This invention relates to a system and method of providing an adaptive feedrate control in NC (numerical control) machine, such as end milling, using a solid modeling based simulation of the machining process.
End mills are widely used to machine complicated parts in the aerospace and mold/die industries, yet it is somewhat difficult to achieve high productivity in end milling. Machining intricate details on parts often calls for slender cutters of low rigidity, and the cutting forces in contouring can easily exceed the limit of the cutter. For instance, the resultant force can increase by more than a factor of ten in a simple cornering cut; such a critical region causes excessive tool deflection and tool breakage. The variation in cutting force is due to the variation of metal removal rate. Frequently the geometry of the part prevents constant radial and axial depths of cut. Consequently, feed per teeth recommended assuming a constant depth of cut does not perform satisfactorily and must be adjusted. Finding out the problem areas and applying proper feedrates, if done by the part progammer, is labor intensive. Sometimes a conservative feedrate override is applied to prevent tool breakage at the expense of under-utilizing the machine capability and reducing productivity.

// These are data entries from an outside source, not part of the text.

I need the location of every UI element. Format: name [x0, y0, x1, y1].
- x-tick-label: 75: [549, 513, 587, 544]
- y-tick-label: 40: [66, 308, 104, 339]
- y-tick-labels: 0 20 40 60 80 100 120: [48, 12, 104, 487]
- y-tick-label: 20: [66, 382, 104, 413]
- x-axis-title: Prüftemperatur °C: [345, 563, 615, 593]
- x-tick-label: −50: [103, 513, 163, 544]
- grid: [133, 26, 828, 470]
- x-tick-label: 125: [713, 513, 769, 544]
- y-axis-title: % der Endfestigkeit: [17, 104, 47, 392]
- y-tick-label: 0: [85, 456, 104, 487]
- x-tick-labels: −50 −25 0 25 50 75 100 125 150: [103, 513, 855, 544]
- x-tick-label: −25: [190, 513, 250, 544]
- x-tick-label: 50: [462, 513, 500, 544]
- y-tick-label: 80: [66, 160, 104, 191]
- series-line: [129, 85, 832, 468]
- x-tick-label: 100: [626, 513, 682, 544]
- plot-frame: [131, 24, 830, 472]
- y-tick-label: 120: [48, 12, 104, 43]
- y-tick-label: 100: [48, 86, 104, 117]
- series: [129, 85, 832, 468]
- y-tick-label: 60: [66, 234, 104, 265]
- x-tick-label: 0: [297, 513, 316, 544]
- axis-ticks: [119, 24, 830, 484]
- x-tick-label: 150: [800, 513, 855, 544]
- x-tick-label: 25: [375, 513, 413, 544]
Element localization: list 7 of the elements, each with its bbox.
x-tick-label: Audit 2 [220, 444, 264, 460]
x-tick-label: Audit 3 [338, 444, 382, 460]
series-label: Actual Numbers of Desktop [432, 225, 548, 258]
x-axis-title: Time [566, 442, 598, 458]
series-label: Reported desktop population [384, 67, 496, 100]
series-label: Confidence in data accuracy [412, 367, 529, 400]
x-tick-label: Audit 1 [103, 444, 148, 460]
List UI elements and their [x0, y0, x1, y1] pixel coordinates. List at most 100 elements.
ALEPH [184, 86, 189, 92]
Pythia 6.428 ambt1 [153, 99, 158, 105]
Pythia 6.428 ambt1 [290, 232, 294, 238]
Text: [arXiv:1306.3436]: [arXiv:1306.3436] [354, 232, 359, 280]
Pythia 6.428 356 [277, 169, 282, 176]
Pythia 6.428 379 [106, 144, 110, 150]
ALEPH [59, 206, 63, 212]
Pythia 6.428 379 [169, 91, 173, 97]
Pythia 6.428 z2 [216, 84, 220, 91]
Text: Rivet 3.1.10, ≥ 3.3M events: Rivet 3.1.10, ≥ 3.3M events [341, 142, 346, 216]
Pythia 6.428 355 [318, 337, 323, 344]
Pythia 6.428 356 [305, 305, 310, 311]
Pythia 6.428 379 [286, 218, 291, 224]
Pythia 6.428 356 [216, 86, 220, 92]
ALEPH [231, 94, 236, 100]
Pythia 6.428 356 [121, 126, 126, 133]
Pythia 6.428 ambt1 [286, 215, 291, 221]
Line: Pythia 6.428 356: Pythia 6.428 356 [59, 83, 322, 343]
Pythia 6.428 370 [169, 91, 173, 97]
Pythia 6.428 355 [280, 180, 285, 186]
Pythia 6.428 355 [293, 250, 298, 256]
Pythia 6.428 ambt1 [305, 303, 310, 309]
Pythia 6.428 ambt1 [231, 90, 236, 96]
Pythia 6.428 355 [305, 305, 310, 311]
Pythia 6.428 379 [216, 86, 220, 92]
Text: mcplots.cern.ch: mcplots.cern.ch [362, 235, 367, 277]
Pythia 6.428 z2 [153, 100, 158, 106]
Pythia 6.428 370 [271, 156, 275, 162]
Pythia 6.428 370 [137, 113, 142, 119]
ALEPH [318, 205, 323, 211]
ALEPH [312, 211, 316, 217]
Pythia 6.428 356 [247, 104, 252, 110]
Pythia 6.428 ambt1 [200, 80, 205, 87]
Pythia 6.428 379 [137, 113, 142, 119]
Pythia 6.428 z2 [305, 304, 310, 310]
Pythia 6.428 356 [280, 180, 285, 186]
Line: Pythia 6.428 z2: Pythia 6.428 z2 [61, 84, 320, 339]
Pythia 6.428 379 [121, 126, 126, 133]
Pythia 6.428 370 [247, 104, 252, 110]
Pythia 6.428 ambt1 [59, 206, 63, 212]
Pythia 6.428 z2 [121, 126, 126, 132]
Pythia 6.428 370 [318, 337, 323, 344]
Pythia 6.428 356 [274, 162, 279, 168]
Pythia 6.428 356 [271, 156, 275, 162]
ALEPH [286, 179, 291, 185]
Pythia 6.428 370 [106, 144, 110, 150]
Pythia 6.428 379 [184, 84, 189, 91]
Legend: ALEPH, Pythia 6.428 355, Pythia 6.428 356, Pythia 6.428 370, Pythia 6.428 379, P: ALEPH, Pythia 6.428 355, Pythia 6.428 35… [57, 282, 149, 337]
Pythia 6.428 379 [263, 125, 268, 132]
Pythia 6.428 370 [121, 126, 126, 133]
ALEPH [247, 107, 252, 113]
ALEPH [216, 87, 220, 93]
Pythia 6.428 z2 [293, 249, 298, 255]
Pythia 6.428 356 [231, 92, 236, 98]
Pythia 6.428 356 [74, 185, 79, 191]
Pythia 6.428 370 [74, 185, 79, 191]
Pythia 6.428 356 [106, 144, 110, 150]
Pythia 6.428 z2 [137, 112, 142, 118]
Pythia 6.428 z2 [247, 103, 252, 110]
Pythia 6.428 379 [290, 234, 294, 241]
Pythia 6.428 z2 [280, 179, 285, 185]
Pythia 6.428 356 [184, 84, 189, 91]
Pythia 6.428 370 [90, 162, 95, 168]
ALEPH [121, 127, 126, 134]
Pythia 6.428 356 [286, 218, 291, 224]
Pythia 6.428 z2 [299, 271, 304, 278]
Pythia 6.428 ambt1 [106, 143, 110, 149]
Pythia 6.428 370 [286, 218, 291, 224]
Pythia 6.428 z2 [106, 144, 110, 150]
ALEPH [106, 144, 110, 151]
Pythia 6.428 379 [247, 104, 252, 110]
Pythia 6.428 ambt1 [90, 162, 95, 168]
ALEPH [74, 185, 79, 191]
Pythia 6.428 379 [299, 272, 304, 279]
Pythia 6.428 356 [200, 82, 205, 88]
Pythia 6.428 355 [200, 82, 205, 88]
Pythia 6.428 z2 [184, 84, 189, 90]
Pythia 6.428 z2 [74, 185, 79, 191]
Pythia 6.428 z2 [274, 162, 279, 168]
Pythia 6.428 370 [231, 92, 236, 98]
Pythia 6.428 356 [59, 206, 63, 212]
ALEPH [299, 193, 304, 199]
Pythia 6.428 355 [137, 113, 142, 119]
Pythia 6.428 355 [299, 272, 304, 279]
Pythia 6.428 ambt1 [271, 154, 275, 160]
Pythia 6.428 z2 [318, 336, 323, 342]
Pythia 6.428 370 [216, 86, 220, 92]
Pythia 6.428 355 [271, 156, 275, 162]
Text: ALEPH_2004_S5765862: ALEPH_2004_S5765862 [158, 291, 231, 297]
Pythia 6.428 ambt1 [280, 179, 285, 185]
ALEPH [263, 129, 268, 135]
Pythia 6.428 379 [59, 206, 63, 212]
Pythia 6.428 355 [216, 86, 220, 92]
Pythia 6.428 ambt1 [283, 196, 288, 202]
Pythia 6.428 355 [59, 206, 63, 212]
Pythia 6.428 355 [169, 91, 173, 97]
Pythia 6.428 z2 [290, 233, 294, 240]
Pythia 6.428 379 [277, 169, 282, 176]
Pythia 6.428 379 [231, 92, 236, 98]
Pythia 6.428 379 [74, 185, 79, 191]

Up to the present, hardware adaptive controllers have been devised to improve the productivity for limited operations; one has a force sensor to measure cutting force. The controller and sensors have to be installed on the NC machine tool. Such hardware is inflexible in handling diferent situations of tooling, material and set-up, because it does not have the ability to interface with CAD/CAM systems and to configure itself for different operations. In addition, systems operating in real time cannot look ahead.
Recently, a solid modeling system which can simulate end milling in real time has been developed and is called NCS. With the NC program as an input, it continuously models the in-process workpiece geometry as a solid. This is described in the inventor's Ph.D. Thesis, "Solid Geometric Modeling for Mold Design and Manufacturing", Cornell Univ., 1984 (TIS Report No. 84CRD122, May 1984, General Electric Co. is the same); and in the published paper authored with K. K. Wang, "Geometric Modeling for Swept Volume of Moving Solids", IEEE CG&A, December 1986, pp. 8-17, the disclosure of which is incorporated herein by reference.